Accès aux soins, hôpital, dépendance, handicap, organisation du système, prévention, innovation : dans le domaine de la santé, tout ou presque oppose Emmanuel Macron et Marine Le Pen. Les deux candidats à l’Elysée partagent tout de même un point commun. Aucun n’a peur de bousculer les médecins de ville.
C’est la nouveauté du cru 2022 par rapport aux précédentes élections présidentielles : les aspirants à la fonction suprême ne cherchent plus à séduire les docteurs mais à satisfaire en priorité les patients, quitte à proposer des mesures très impopulaires auprès de la communauté médicale.
La montée en puissance de la désertification médicale joue dans ce changement de paradigme. Dix pour cent de la population n’a pas de médecin traitant. Ce phénomène a une répercussion directe sur les urgences hospitalières, elles-mêmes en mal de soignants.

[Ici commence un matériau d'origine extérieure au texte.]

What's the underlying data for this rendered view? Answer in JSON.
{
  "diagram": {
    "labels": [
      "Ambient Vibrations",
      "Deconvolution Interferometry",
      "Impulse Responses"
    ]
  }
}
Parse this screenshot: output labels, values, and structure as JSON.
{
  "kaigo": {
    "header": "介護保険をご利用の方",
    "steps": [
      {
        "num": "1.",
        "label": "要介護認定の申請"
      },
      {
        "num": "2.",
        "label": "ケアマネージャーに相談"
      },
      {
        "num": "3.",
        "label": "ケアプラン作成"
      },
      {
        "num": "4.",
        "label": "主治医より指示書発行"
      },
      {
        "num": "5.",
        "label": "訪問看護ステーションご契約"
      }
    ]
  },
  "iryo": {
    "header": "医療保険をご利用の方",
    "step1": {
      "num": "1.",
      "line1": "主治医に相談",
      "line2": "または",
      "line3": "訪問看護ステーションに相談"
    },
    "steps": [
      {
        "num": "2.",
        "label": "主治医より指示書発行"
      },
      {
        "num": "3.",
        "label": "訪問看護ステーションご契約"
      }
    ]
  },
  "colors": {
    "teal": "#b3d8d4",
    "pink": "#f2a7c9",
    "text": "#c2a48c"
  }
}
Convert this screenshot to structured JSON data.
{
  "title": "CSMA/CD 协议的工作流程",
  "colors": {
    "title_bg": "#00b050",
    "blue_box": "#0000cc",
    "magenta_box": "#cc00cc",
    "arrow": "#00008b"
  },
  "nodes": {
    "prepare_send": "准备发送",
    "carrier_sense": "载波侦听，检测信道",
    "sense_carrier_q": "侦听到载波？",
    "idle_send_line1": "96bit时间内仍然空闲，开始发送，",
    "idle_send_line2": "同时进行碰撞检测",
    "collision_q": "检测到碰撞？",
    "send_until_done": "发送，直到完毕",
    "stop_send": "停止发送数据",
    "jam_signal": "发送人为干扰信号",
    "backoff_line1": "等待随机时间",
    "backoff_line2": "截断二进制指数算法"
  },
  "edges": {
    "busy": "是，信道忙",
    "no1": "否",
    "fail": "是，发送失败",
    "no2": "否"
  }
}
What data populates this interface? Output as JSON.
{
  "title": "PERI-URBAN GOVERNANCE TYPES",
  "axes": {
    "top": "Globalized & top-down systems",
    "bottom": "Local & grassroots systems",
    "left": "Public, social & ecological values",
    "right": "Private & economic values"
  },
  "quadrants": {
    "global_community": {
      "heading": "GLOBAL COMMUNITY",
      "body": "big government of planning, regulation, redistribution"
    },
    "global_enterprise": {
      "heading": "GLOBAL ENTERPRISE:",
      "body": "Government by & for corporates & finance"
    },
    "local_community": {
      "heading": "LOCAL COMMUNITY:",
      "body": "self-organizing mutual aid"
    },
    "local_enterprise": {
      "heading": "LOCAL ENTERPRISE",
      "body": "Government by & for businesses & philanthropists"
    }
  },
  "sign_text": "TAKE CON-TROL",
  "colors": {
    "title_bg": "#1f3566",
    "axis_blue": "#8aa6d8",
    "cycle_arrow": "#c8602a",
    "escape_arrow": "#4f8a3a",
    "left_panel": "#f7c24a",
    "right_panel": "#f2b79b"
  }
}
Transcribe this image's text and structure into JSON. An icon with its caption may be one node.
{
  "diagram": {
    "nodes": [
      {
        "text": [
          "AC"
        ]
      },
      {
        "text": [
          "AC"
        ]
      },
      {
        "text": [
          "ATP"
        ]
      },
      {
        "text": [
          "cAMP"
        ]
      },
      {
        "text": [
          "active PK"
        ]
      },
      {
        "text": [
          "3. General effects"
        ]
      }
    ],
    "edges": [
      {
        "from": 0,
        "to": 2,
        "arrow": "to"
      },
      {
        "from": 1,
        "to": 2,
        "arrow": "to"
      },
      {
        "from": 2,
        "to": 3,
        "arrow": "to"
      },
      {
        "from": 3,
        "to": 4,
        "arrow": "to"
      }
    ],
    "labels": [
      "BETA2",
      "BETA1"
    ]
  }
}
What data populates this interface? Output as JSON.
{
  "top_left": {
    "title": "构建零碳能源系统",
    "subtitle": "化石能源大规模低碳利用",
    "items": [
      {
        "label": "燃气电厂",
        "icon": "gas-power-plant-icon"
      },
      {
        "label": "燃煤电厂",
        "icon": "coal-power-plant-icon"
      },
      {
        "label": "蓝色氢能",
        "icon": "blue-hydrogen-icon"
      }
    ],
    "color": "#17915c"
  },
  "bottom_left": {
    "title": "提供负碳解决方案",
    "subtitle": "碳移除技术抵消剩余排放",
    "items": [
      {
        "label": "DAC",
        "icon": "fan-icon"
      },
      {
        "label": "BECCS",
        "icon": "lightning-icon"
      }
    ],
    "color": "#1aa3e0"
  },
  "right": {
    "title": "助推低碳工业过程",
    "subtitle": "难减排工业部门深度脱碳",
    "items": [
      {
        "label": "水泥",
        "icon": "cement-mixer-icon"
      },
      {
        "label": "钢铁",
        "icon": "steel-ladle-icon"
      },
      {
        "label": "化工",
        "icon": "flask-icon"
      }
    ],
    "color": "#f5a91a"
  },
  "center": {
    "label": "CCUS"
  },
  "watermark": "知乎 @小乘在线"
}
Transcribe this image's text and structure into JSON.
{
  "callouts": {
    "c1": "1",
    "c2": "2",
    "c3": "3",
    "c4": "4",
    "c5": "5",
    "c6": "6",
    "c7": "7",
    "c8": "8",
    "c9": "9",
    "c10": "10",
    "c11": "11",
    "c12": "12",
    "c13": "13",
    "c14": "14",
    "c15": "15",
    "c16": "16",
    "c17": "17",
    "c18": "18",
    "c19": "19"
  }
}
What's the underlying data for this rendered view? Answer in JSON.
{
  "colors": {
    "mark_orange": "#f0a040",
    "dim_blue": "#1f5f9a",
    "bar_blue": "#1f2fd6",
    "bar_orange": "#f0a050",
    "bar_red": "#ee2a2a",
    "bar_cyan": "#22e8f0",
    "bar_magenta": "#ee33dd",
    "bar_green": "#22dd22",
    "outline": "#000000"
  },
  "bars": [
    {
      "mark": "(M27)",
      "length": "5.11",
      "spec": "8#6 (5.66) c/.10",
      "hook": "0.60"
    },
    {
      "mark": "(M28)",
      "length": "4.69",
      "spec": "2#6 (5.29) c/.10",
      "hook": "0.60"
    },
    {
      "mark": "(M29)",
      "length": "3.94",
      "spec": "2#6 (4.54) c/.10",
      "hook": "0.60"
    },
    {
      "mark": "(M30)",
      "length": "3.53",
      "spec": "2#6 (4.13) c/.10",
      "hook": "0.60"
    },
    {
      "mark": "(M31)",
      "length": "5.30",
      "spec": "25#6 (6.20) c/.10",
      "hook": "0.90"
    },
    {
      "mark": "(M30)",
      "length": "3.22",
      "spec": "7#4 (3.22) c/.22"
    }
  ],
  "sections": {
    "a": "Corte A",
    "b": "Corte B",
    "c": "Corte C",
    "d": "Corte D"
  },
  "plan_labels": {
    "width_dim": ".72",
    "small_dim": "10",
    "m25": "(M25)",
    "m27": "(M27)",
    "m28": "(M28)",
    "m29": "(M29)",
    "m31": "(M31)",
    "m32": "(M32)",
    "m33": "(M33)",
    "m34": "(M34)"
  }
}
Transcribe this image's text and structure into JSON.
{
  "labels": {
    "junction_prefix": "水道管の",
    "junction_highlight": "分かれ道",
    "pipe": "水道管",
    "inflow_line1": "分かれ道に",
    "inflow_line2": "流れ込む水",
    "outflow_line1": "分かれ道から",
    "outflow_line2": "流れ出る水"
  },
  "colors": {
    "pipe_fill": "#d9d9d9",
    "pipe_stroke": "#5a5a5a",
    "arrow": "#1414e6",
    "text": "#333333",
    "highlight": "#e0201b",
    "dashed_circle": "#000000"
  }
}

« Temps patient ». Pour améliorer l’accès aux soins des Français, Emmanuel Macron est celui qui a tiré le plus vite et le plus loin, lors de sa conférence de presse fleuve du 17 mars. Prenant soin de ne jamais employer les mots qui fâchent, celui qui préfère parler de « temps patient » plutôt que de « temps médical » a remis en question la sacro-sainte liberté de participation des docteurs à la permanence des soins ambulatoires (PDSA). Derrière cet acronyme se cache le résultat d’une négociation ardue menée il y a vingt ans par les médecins de ville pour supprimer l’obligation des gardes les soirs, week-ends et jours fériés.
Or, cette décision a entraîné des tensions dans les bassins de vie les moins bien dotés en généralistes. La semaine dernière, le conseil national de l’Ordre des médecins a fait le constat d’une « dégradation de la couverture territoriale » dans l’accès en continu aux soins. Seuls 38,5% des praticiens de ville se sont portés volontaires en 2021 pour effectuer au moins une garde sur l’année.
Poussé par la puissante Fédération hospitalière de France (FHF) et son président Frédéric Valletoux, qui veut rétablir les gardes obligatoires pour les médecins de ville le plus vite possible, Emmanuel Macron s’est dit « prêt à mettre des moyens, mais de manière différenciée, si sur un territoire, on a des médecins qui sont prêts à dégager du temps pour refaire (…) de la continuité des soins qu’on a abandonnée dans notre pays depuis quinze ans, ce qui pose un très gros problème et crée à la fois des déserts médicaux et de la thrombose dans les urgences ». Le candidat dit « assumer un renfort massif dans les déserts médicaux avec des permanences ponctuelles dans les territoires les moins dotés ».
Marine Le Pen veut quant à elle « organiser un partenariat » entre les services d’urgences et les cabinets médicaux libéraux vers qui réorienter les patients qui se présentent à l’hôpital pour des soins pouvant être traités en ville. Une idée qui rappelle celle que l’actuel ministre de la Santé, Olivier Véran, avait défendue en 2018 (il était alors député LREM) en proposant de rémunérer l’hôpital pour chaque patient non soigné aux urgences et renvoyé vers la ville. La bronca du monde médical avait été totale.
Non remboursé. Dans quelques mois, comme tous les cinq ans, les syndicats de médecins libéraux et l’Assurance-maladie vont entamer d’âpres négociations tarifaires. Dans un contexte électoral, les politiques prennent traditionnellement position en faveur d’une revalorisation de la consultation médicale (Valérie Pécresse proposait ainsi 30 euros au lieu de 25), ce que la profession apprécie bien évidemment.
Ce n’est pas le cas d’Emmanuel Macron, qui veut sortir le plus possible de la logique du paiement à l’acte. Idem pour Marine Le Pen, qui préfère moduler le montant de la consultation selon le lieu d’installation, le rendant plus attractif dans les déserts. Une idée saugrenue pour une grande partie du corps médical, tant la sectorisation des zones sur et sous-dotées, effectué par les agences régionales de santé, est complexe et mouvante.
Côté régulation, Emmanuel Macron ne risque pas davantage de récolter les applaudissements des soignants de ville. L’hôte de l’Elysée veut restreindre les installations dans les lieux déjà bien pourvus en médecins. Ceux qui voudront y poser leur plaque malgré tout ne pourront pas proposer de soins remboursés à leurs patients. Une mesure radicale régulièrement poussée au Parlement par une partie de la gauche mais systématiquement rejetée par le pouvoir en place. Y compris ces cinq dernières années.